(310a) Molecular Engineering of Adeno-Associated Viral Vectors for Targeted Gene Delivery

Rational protein engineering efforts to mediate targeted gene delivery to a defined cell type of interest have met with limited success, likely due to the complex nature of virus-cell interactions. In such situations, a broader ?black box? approach to engineer efficient viral vectors through random diversification and high-throughput selection can still succeed as evidenced by the recent creation of novel viral gene delivery vectors with customized molecular properties, such as enhanced resistance to neutralizing antibodies.

Due to the natural tropism of most viral vectors, including adeno-associated viral (AAV) vectors, efficient gene delivery within the central nervous system (CNS) has mainly occurred to neurons.
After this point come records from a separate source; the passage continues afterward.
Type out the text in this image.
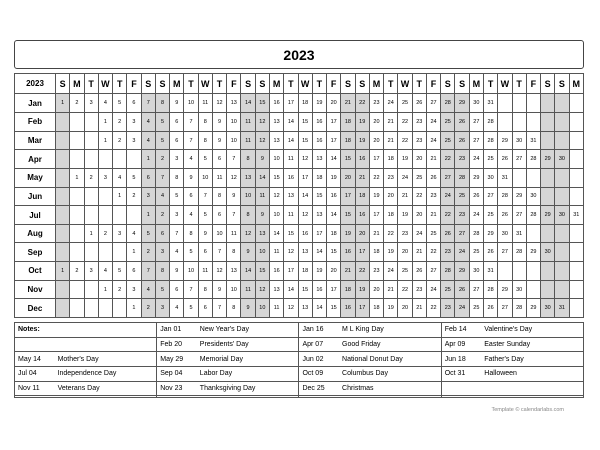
2023
2023	S	M	T	W	T	F	S	S	M	T	W	T	F	S	S	M	T	W	T	F	S	S	M	T	W	T	F	S	S	M	T	W	T	F	S	S	M
Jan	1	2	3	4	5	6	7	8	9	10	11	12	13	14	15	16	17	18	19	20	21	22	23	24	25	26	27	28	29	30	31						
Feb				1	2	3	4	5	6	7	8	9	10	11	12	13	14	15	16	17	18	19	20	21	22	23	24	25	26	27	28						
Mar				1	2	3	4	5	6	7	8	9	10	11	12	13	14	15	16	17	18	19	20	21	22	23	24	25	26	27	28	29	30	31			
Apr							1	2	3	4	5	6	7	8	9	10	11	12	13	14	15	16	17	18	19	20	21	22	23	24	25	26	27	28	29	30	
May		1	2	3	4	5	6	7	8	9	10	11	12	13	14	15	16	17	18	19	20	21	22	23	24	25	26	27	28	29	30	31					
Jun					1	2	3	4	5	6	7	8	9	10	11	12	13	14	15	16	17	18	19	20	21	22	23	24	25	26	27	28	29	30			
Jul							1	2	3	4	5	6	7	8	9	10	11	12	13	14	15	16	17	18	19	20	21	22	23	24	25	26	27	28	29	30	31
Aug			1	2	3	4	5	6	7	8	9	10	11	12	13	14	15	16	17	18	19	20	21	22	23	24	25	26	27	28	29	30	31				
Sep						1	2	3	4	5	6	7	8	9	10	11	12	13	14	15	16	17	18	19	20	21	22	23	24	25	26	27	28	29	30		
Oct	1	2	3	4	5	6	7	8	9	10	11	12	13	14	15	16	17	18	19	20	21	22	23	24	25	26	27	28	29	30	31						
Nov				1	2	3	4	5	6	7	8	9	10	11	12	13	14	15	16	17	18	19	20	21	22	23	24	25	26	27	28	29	30				
Dec						1	2	3	4	5	6	7	8	9	10	11	12	13	14	15	16	17	18	19	20	21	22	23	24	25	26	27	28	29	30	31	
Notes:		Jan 01	New Year's Day	Jan 16	M L King Day	Feb 14	Valentine's Day
		Feb 20	Presidents' Day	Apr 07	Good Friday	Apr 09	Easter Sunday
May 14	Mother's Day	May 29	Memorial Day	Jun 02	National Donut Day	Jun 18	Father's Day
Jul 04	Independence Day	Sep 04	Labor Day	Oct 09	Columbus Day	Oct 31	Halloween
Nov 11	Veterans Day	Nov 23	Thanksgiving Day	Dec 25	Christmas		

Template © calendarlabs.com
Astrocytes possess several attributes of strong clinical importance within the CNS such as maintaining normal CNS homeostasis and as a causative agent in a host of genetic disorders such as Alzheimer's and amyotrophic lateral sclerosis, but efforts to develop more efficient gene delivery vectors for astrocytes and other glial cells have met with limited success.

Here, we sought to evolve a highly efficient AAV vector capable of improved astrocyte gene delivery by employing directed evolution with an assorted panel of innovative AAV libraries, constructed using random mutagenesis, DNA shuffling, random peptide display, and a new semi-random peptide replacement strategy. This novel peptide replacement strategy exploits the inherent modularity and structural plasticity of the AAV capsid loops through bioinformatics-based design of new AAV capsid loops based upon analysis of over 130 AAV cap genes. Multiple evolutionary cycles of diversification followed by selection on primary human astrocytes resulted in the creation of several enhanced AAV vectors. These novel variants mediate gene delivery to both human and rat astrocytes in vitro up to 15-fold more efficiently than the parental AAV serotypes, and injection into the adult rat striatum led to astrocyte gene delivery levels up to 16% of the total transduced cell population, compared to very low levels of gene delivery by the parent serotypes. Furthermore, several of these variants mediate efficient gene delivery to Muller glial cells upon injection into the retina of rats, whereas no transduction was observed by the parent serotypes, further highlighting the general utility of these variants for efficient glial transduction. These novel highly efficient AAV vectors will greatly extend the use of AAV vectors within the CNS and disease models by enabling transduction of astrocytes and other glial cell types. Furthermore, validation and analysis of these novel AAV libraries will improve molecular engineering efforts to generate customized viral vector with defined gene delivery properties.